The U.S. involvement in the JCPOA can be terminated in two ways: 1) by a decision of the President to withdraw the U.S.'s involvement; or, 2) by an act of Congress or the President which imposes certain sanctions against Iran that violate the JPCOA. The President chose not to withdraw from the deal, but kicked the can to Congress. Under the Iran Review Act, the President must report to Congress every ninety (90) days on the progress of the Iran Deal. The President must certify that: 1) Iran is in compliance with the JCPOA; and, 2) that continued suspension of the previous sanctions against Iran is vital to the national security interest of United States.
By most accounts, Iran has complied with the technical terms of the Joint Comprehensive Plan of Action. However, the President emphasized that Iran has violated the "spirit" of the deal.
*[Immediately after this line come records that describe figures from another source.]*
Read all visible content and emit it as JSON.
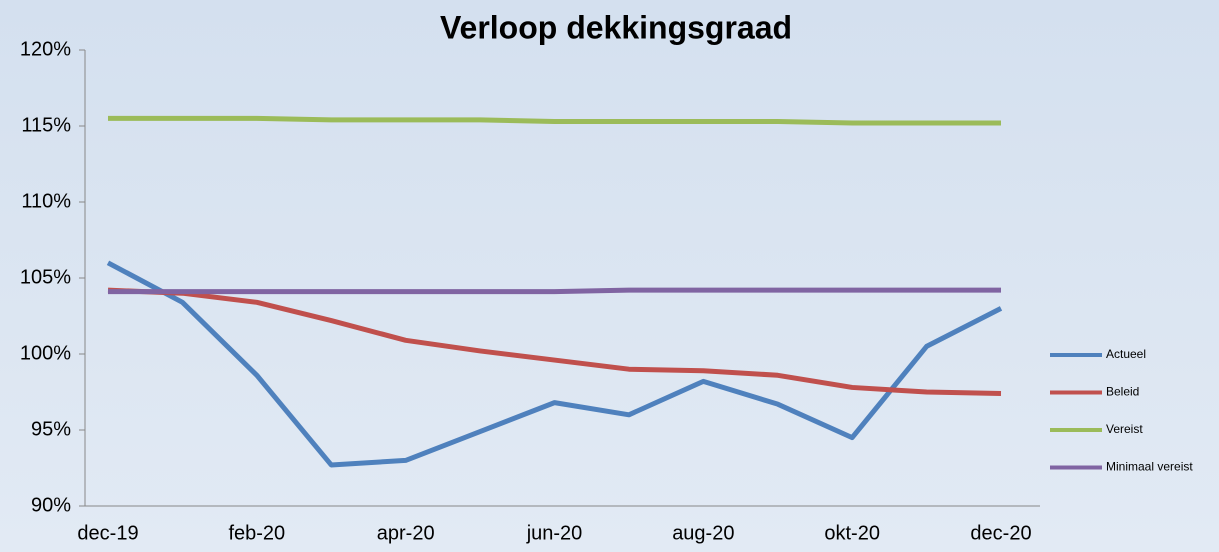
{
  "chart_data": {
    "type": "line",
    "title": "Verloop dekkingsgraad",
    "categories": [
      "dec-19",
      null,
      "feb-20",
      null,
      "apr-20",
      null,
      "jun-20",
      null,
      "aug-20",
      null,
      "okt-20",
      null,
      "dec-20"
    ],
    "series": [
      {
        "name": "Actueel",
        "color": "#4f81bd",
        "values": [
          106.0,
          103.4,
          98.6,
          92.7,
          93.0,
          94.9,
          96.8,
          96.0,
          98.2,
          96.7,
          94.5,
          100.5,
          103.0
        ]
      },
      {
        "name": "Beleid",
        "color": "#c0504d",
        "values": [
          104.2,
          104.0,
          103.4,
          102.2,
          100.9,
          100.2,
          99.6,
          99.0,
          98.9,
          98.6,
          97.8,
          97.5,
          97.4
        ]
      },
      {
        "name": "Vereist",
        "color": "#9bbb59",
        "values": [
          115.5,
          115.5,
          115.5,
          115.4,
          115.4,
          115.4,
          115.3,
          115.3,
          115.3,
          115.3,
          115.2,
          115.2,
          115.2
        ]
      },
      {
        "name": "Minimaal vereist",
        "color": "#8064a2",
        "values": [
          104.1,
          104.1,
          104.1,
          104.1,
          104.1,
          104.1,
          104.1,
          104.2,
          104.2,
          104.2,
          104.2,
          104.2,
          104.2
        ]
      }
    ],
    "ylim": [
      90,
      120
    ],
    "yticks": [
      {
        "value": 90,
        "label": "90%"
      },
      {
        "value": 95,
        "label": "95%"
      },
      {
        "value": 100,
        "label": "100%"
      },
      {
        "value": 105,
        "label": "105%"
      },
      {
        "value": 110,
        "label": "110%"
      },
      {
        "value": 115,
        "label": "115%"
      },
      {
        "value": 120,
        "label": "120%"
      }
    ],
    "legend": "right"
  }
}
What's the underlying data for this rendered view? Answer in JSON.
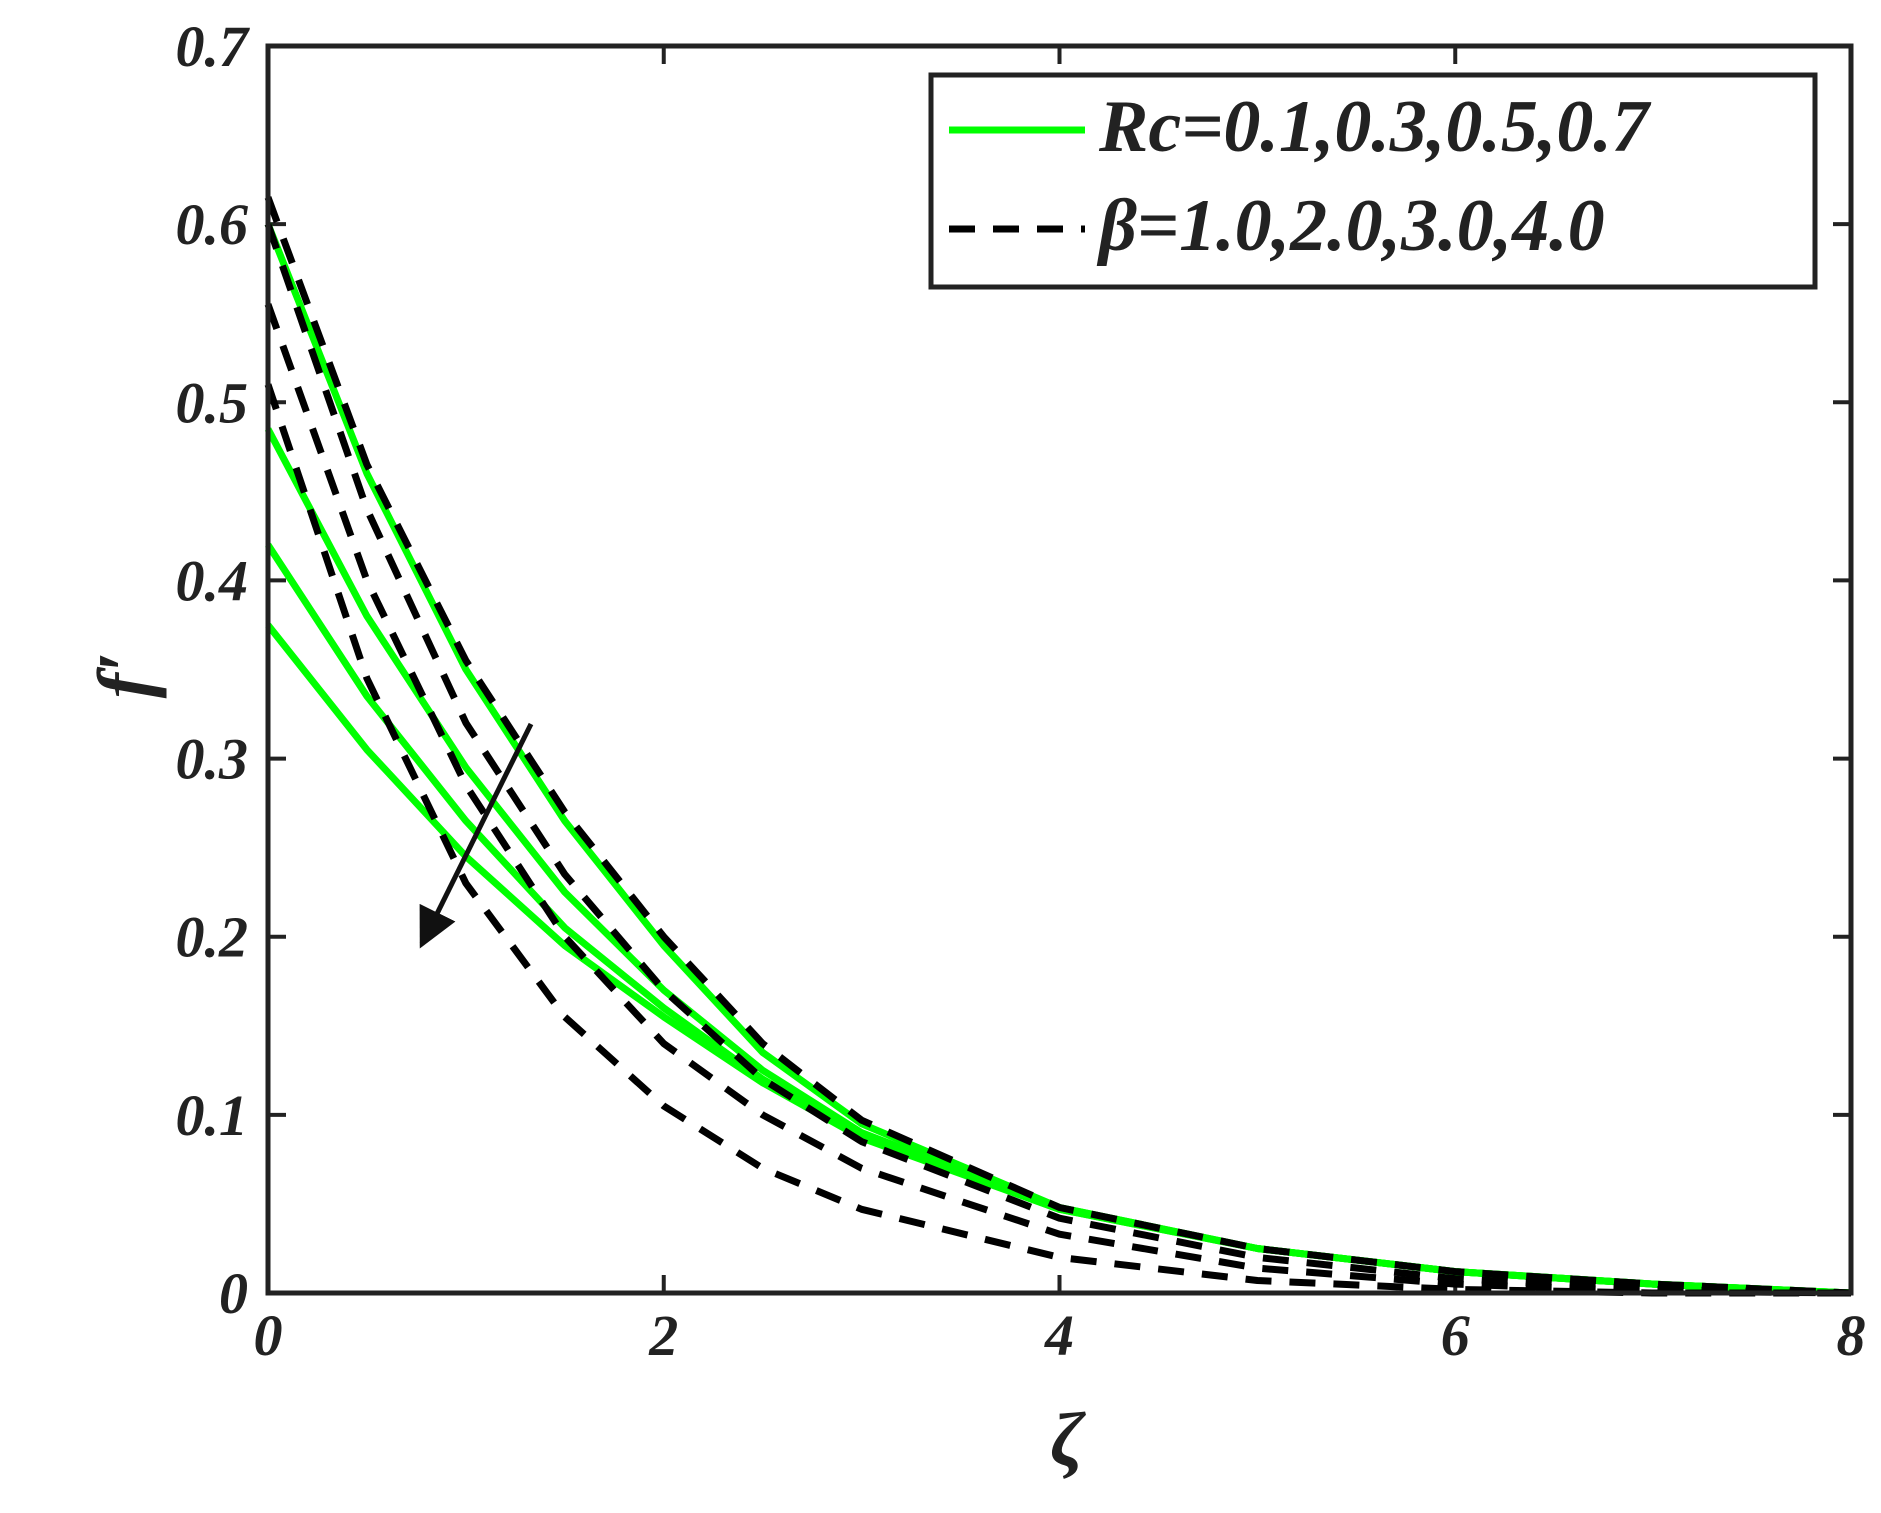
{
  "chart_data": {
    "type": "line",
    "xlabel": "ζ",
    "ylabel": "f′",
    "x": [
      0,
      0.5,
      1,
      1.5,
      2,
      2.5,
      3,
      4,
      5,
      6,
      7,
      8
    ],
    "xlim": [
      0,
      8
    ],
    "xticks": [
      0,
      2,
      4,
      6,
      8
    ],
    "ylim": [
      0,
      0.7
    ],
    "yticks": [
      0,
      0.1,
      0.2,
      0.3,
      0.4,
      0.5,
      0.6,
      0.7
    ],
    "legend": "upper right",
    "series": [
      {
        "name": "Rc=0.1,0.3,0.5,0.7",
        "color": "#00ff00",
        "style": "solid",
        "curves": [
          [
            0.6,
            0.46,
            0.35,
            0.265,
            0.195,
            0.135,
            0.095,
            0.048,
            0.025,
            0.012,
            0.005,
            0
          ],
          [
            0.485,
            0.38,
            0.295,
            0.225,
            0.17,
            0.125,
            0.09,
            0.048,
            0.025,
            0.012,
            0.005,
            0
          ],
          [
            0.42,
            0.335,
            0.265,
            0.205,
            0.16,
            0.12,
            0.088,
            0.047,
            0.025,
            0.012,
            0.005,
            0
          ],
          [
            0.375,
            0.305,
            0.245,
            0.195,
            0.155,
            0.118,
            0.087,
            0.047,
            0.025,
            0.012,
            0.005,
            0
          ]
        ]
      },
      {
        "name": "β=1.0,2.0,3.0,4.0",
        "color": "#000000",
        "style": "dashed",
        "curves": [
          [
            0.615,
            0.465,
            0.355,
            0.27,
            0.2,
            0.14,
            0.097,
            0.048,
            0.025,
            0.012,
            0.005,
            0
          ],
          [
            0.6,
            0.44,
            0.32,
            0.235,
            0.17,
            0.12,
            0.085,
            0.042,
            0.02,
            0.008,
            0.002,
            0
          ],
          [
            0.555,
            0.4,
            0.285,
            0.2,
            0.14,
            0.1,
            0.07,
            0.033,
            0.014,
            0.005,
            0.001,
            0
          ],
          [
            0.51,
            0.345,
            0.23,
            0.155,
            0.105,
            0.07,
            0.047,
            0.02,
            0.007,
            0.002,
            0,
            0
          ]
        ]
      }
    ]
  }
}
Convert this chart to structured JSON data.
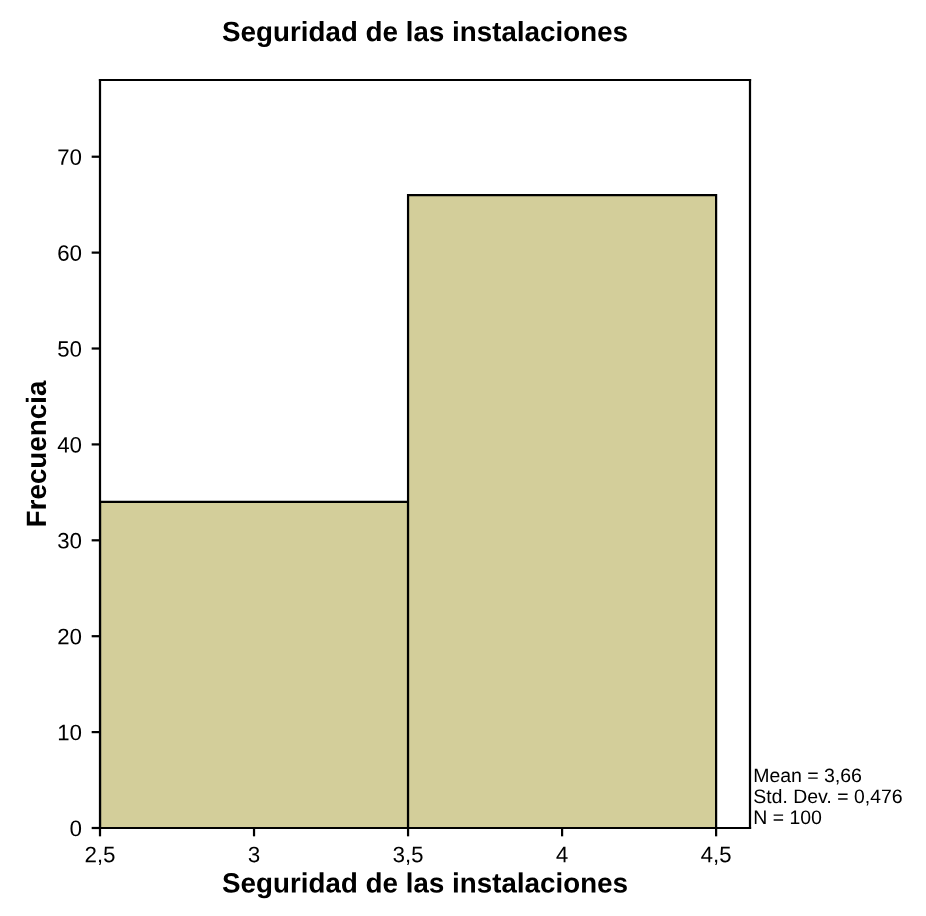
{
  "chart_data": {
    "type": "histogram",
    "title": "Seguridad de las instalaciones",
    "xlabel": "Seguridad de las instalaciones",
    "ylabel": "Frecuencia",
    "bins": [
      2.5,
      3.5,
      4.5
    ],
    "values": [
      34,
      66
    ],
    "color": "#d3ce9a",
    "xlim": [
      2.5,
      4.61
    ],
    "xticks": [
      {
        "value": 2.5,
        "label": "2,5"
      },
      3,
      {
        "value": 3.5,
        "label": "3,5"
      },
      4,
      {
        "value": 4.5,
        "label": "4,5"
      }
    ],
    "ylim": [
      0,
      78
    ],
    "yticks": [
      0,
      10,
      20,
      30,
      40,
      50,
      60,
      70
    ],
    "grid": false,
    "legend": false,
    "annotations": [
      "Mean = 3,66",
      "Std. Dev. = 0,476",
      "N = 100"
    ]
  }
}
For the purposes of the Iran Review Act, violation of the spirit of the deal is not a relevant trigger. However, the President also announced that waving sanctions is not "in the vital security interests of the United States." Under the Iran Review Act, the President's failure to provide the second certification triggers an opportunity for Congress to re-impose sanctions against Iran and for Congress to violate the JCPOA. Congress will have sixty (60) days from the 15th of October to determine whether it wishes to impose previous sanctions on Iran.
For now, The Iran-related sanctions waivers are still in effect and U.S. companies, through their foreign subsidiaries, are still authorized to conduct petroleum and petrochemical activities, provided that they remain in compliance with the sanctions waivers.